"Nearly all of Wool's painting - be they composed of letter and words, or the palimpsests of other mark-making activities - telegraph some ... message of disenfranchisement. Dispense with hierarchy, dispense with composition and colour, dispense with pictorial order, they seem to say. Yet, paradoxically, from this confrontation with painting's supposed civility, Wool makes an elegant and formidable case for it being alive and well.
"Since the late 1970s, Christopher Wool has re-addressed and expanded the process of painting. In 9th Street Run Down he creates a complex fiction out of forty-four large works on paper all made over the past year. Wool started these 'painted silkscreens' as studio sketches after his retrospective exhibits in Los Angeles, Basel, Pittsburgh and Geneva. It was immediately clear that they would become an outstanding grouping of works embodying a special narrative that is very much a part of Wool's work.
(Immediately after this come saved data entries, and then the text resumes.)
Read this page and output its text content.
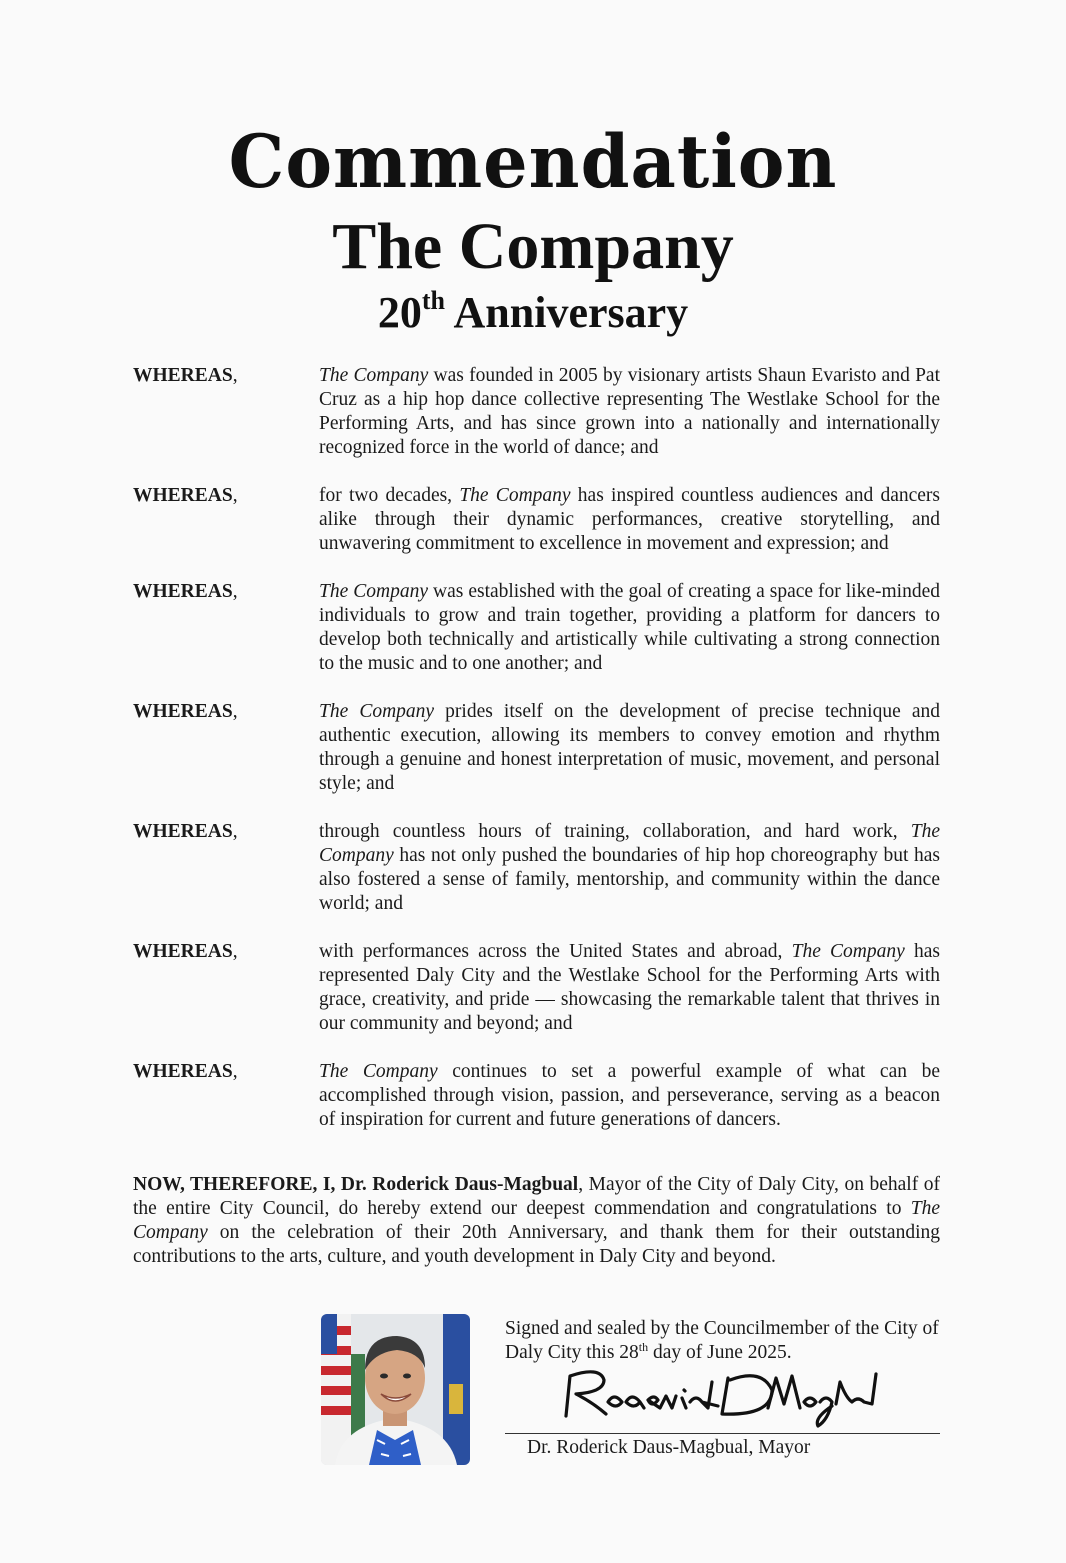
Commendation
The Company
20th Anniversary
WHEREAS,	The Company was founded in 2005 by visionary artists Shaun Evaristo and Pat Cruz as a hip hop dance collective representing The Westlake School for the Performing Arts, and has since grown into a nationally and internationally recognized force in the world of dance; and
WHEREAS,	for two decades, The Company has inspired countless audiences and dancers alike through their dynamic performances, creative storytelling, and unwavering commitment to excellence in movement and expression; and
WHEREAS,	The Company was established with the goal of creating a space for like-minded individuals to grow and train together, providing a platform for dancers to develop both technically and artistically while cultivating a strong connection to the music and to one another; and
WHEREAS,	The Company prides itself on the development of precise technique and authentic execution, allowing its members to convey emotion and rhythm through a genuine and honest interpretation of music, movement, and personal style; and
WHEREAS,	through countless hours of training, collaboration, and hard work, The Company has not only pushed the boundaries of hip hop choreography but has also fostered a sense of family, mentorship, and community within the dance world; and
WHEREAS,	with performances across the United States and abroad, The Company has represented Daly City and the Westlake School for the Performing Arts with grace, creativity, and pride — showcasing the remarkable talent that thrives in our community and beyond; and
WHEREAS,	The Company continues to set a powerful example of what can be accomplished through vision, passion, and perseverance, serving as a beacon of inspiration for current and future generations of dancers.
NOW, THEREFORE, I, Dr. Roderick Daus-Magbual, Mayor of the City of Daly City, on behalf of the entire City Council, do hereby extend our deepest commendation and congratulations to The Company on the celebration of their 20th Anniversary, and thank them for their outstanding contributions to the arts, culture, and youth development in Daly City and beyond.
Signed and sealed by the Councilmember of the City of Daly City this 28th day of June 2025.
Dr. Roderick Daus-Magbual, Mayor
"To spend time amongst [Wool's] art is something akin to being caught in the compulsive and circular absurdity of a Beckett play. The characters within a painting state their case with a simple and irrefutable logic. 'A painting of a painting is still a painting', Wool insists. And yet like Beckett's Godot, its importance, let alone its existence, may well be something that can never be quite confirmed. Wool offers no reassurances to the contrary. But in his own tireless vigil he brings to the activity particular and extraordinary worth. In 9th Street Run Down the reader becomes part of the play on stage" (Neville Wakefield, quoted on www.steidl.com.).